The lawsuits include counts of negligence and vicarious liability, with claims that, despite Pressdee being fired or forced to resign because of her abusive behavior, she continued to be hired.
Robert Peirce III, a Pittsburgh attorney representing five families whose loved ones were victims, said four of his cases are in litigation.
A suit against Quality Life was resolved last fall. The settlement terms were not made public. Peirce said he could not comment on the case because of confidentiality issues. Quality Life officials did not return calls for comment.
“Four cases are still pending, with multiple parties trying to work toward an amicable resolution,” he said. “Along the way, both sides are exchanging documents as we move forward.”
Other suits were filed through Hal K. Waldman & Associates. Waldman did not respond to calls for comment.
In court paperwork, Pressdee said she was attempting to ease her patients’ pain.
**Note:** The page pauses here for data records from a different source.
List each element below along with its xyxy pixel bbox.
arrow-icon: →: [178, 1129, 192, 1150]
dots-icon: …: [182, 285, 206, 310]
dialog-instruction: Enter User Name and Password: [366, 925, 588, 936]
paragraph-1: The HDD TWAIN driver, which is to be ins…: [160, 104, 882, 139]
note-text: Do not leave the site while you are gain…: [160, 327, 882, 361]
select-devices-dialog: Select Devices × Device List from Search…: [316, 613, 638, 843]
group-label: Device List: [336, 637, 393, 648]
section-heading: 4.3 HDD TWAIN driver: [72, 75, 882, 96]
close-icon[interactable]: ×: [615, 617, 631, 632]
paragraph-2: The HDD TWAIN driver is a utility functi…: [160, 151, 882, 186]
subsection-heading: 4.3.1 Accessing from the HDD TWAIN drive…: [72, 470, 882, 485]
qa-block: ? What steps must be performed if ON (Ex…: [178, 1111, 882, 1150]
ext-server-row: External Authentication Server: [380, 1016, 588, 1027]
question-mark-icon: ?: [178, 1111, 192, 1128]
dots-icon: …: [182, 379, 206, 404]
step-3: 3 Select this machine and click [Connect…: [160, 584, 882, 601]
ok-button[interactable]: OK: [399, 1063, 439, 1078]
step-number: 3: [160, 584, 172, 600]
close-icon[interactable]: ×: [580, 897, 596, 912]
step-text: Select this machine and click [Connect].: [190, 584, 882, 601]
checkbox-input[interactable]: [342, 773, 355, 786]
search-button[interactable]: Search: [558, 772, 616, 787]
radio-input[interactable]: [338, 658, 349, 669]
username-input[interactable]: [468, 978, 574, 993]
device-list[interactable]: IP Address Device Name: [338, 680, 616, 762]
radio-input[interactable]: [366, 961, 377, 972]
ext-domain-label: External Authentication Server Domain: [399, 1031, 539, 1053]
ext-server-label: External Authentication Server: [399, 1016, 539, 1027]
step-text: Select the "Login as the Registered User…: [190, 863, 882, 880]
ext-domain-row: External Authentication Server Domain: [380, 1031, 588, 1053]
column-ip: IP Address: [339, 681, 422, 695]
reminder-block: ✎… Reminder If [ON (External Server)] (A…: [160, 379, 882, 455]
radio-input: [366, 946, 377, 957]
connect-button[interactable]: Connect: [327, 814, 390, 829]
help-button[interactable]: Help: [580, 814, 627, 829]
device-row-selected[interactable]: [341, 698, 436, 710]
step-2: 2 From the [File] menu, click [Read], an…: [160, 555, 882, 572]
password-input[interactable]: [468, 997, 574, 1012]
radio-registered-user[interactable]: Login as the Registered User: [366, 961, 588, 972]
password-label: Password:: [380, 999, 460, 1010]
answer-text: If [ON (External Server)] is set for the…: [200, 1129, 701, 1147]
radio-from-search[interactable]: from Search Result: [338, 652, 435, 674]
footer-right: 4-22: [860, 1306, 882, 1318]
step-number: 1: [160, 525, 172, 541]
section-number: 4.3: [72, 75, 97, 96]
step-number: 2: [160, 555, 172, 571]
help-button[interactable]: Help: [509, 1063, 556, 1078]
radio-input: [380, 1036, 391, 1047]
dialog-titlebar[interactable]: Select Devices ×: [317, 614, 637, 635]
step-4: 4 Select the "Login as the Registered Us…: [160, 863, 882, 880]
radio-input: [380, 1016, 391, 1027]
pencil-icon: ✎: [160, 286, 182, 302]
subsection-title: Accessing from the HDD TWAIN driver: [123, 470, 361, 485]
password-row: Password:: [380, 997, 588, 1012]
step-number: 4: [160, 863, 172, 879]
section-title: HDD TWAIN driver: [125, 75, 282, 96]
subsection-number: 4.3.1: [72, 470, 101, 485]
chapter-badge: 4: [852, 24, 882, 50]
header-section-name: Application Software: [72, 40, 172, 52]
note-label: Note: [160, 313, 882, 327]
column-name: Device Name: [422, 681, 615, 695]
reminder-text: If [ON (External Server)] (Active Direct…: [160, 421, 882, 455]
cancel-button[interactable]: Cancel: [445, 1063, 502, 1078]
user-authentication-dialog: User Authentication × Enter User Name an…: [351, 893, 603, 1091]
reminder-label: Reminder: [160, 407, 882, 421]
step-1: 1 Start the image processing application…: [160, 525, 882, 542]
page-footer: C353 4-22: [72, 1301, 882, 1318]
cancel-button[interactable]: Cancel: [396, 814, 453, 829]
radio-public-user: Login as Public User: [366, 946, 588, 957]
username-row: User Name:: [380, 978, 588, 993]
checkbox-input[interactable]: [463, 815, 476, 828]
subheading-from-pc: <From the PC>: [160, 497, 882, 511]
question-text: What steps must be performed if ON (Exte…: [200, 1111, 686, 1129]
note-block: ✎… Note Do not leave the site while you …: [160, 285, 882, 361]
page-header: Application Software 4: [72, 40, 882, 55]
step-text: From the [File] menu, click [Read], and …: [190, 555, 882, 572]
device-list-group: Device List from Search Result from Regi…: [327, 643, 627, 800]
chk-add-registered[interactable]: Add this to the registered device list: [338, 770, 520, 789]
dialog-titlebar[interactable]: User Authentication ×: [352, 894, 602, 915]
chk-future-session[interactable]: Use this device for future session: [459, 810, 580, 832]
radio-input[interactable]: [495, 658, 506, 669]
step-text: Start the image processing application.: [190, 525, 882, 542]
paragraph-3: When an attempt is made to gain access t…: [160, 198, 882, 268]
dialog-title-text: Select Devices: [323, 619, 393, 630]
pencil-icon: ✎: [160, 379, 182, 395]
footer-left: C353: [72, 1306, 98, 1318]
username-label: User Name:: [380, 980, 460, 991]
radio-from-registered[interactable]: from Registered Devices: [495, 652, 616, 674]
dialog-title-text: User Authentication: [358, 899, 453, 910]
In court, before being sentenced, she said: “I just wanted to say I’m very sorry for what I’ve done. I know I’ve impacted a lot of lives, including my parents’, and I’m deeply, deeply sorry for what I’ve done.”
Seventeen of her patients died. Pressdee’s plea bargain, in which she admitted to three of the deaths, spared her from a possible death sentence.
While she sits in jail, her victims’ families continue their legal battles for, so far, unspecified damages.
In the latest suit, filed in April, Waldman sued Armstrong Rehabilitation and Nursing Facility on behalf of a 90-year-old woman who died one month after Pressdee was hired there.
The suit claims staff members at Armstrong Rehabilitation were negligent by failing to prevent Pressdee from administering unnecessary insulin to the patient, who was in the facility to be treated for dementia, and failing to report or act on reports regarding suspected abuse, among other claims.
Similar claims fill the other lawsuits filed against the nursing facilities.
One of the suits against Sunnyview Rehabilitation claims a 43-year-old man died after Pressdee injected him with a lethal dose of insulin. It also claims Pressdee routinely abused the alleged victim by calling him derogatory names and withholding food and water.
Three families hired Peirce’s firm, alleging family members were killed by Pressdee’s negligence at Belair.
Peirce previously said his firm was “hired by the families of Heather Pressdee’s victims to get answers as to how she was permitted to continue working in these facilities, despite her erratic, disturbing and abusive behavior.”